民営化、民営化と、時の首相はオウムのごとく繰り返しているけど、公共性の高いものを、簡単に民営化して大丈夫か、と心配していた。そんな折り、この度の違法建築問題が表面化してきた。昔、建築の許認可は公がやっていたが、これを民間が肩代わり出来るようになった矢先のことだ。経済を考えると、今回のような事件はいくらでも起こり得るし、それを防ぐには、公が大きく関与するしかないと思う。公務員を減らし、サービスを低下させ、足りない分は自分でお金を払って民間サービスを受けなさい、というのが現在の自民党政治である。利益追求が究極の目的である民間企業に、公の責任を全面的に負わすことは無責任な考えだと私は思う。国の経済状況をあげて、訳知り顔で、自分はしっかり守られている輩が、公に頼ることはさも幼稚であるかのような言説には、心底腹が立つ。

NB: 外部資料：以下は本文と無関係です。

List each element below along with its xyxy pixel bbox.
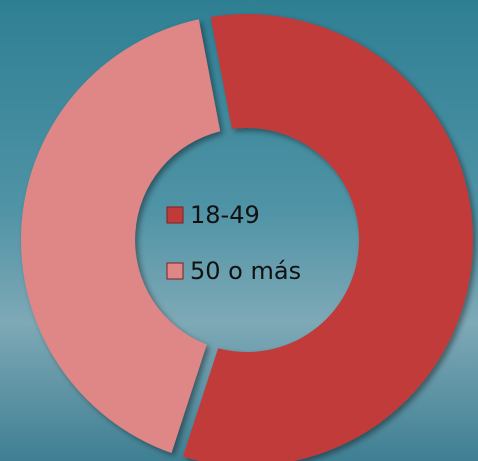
legend-swatch [167,207,183,223]
page: {"chart_data": {"type": "donut", "catego… [0,0,478,461]
chart: 18-49 50 o más [0,0,478,461]
legend-swatch [167,263,183,279]
legend-label: 18-49 [190,201,260,229]
legend-label: 50 o más [190,257,301,285]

ひねくれた意見かもしれないが、今回色々と物議を醸した小泉チルドレン達は、ほとんどか裕福層か、学歴エリートの出身で、庶民的なところがまったく感じられない。英語を操り、白人文化に精通したことを売りにする、何人かのケバイ議員先生を見ていると、生活感などという言葉はまったく無縁な感じがする。面倒なことは、お金を払って対応してきた人達ではないか?そんな感覚で、世の中を渡ってきたことを、合理的で洗練された生き方などと考えているのではないか?だから、公の事業の民営化にも違和感を感じないのかもしれない。

今一番心配していることは、国の根幹に関わる通信事業を民営化しようと躍起になっていることだ。何か偏執狂的な異常な熱意を感じる。郵政民営化という聞こえの良いスローガンのもと、郵便事業の再編と民営化を強引に推進しようとしている現政権が、公共性をどう考えているかという点だ。郵政民営化によってお宝の山を民間に分配するように見せかけているが、その裏には、その莫大な資金をマネーゲームに利用しようとする意図が見え隠れする。とくに、アメリカはこの資金に並々ならぬ関心を示しているようだ。現政権が、極端な親米政策を採っている点も、郵政民営化を舞台にしたマネーゲームを予感させると感じているのは、私だけだろうか。

私はマンション販売に関する広告を結構注意してみる方だが、今回問題になった分譲マンションは、立地や床面積の割に、安すぎると言う印象を持った物件ばかりだ。都心の利便性が極めて良い場所で、あの価格はびっくりした記憶がある。購入者は、みな、疑いを持たなかったのだろうか?早く買わないと、という思いが先行し、十分な検討をしなかったのだろうか。違法な物件を販売したものが悪いに決まっているのだが、購入者の心理をうまく利用した販売戦略だったのではないだろうか。

今回の違法建築で、被害を被った方々には、同情の念を禁じ得ないが、「安物買いの銭失い」という諺を再認識させられた事件だ。それもこれも、公が、その公の意味と自覚を忘れ去ったことに起因していると私は思う。日本は、内政も外交も、国家として危うい時期に来ているのかもしれない。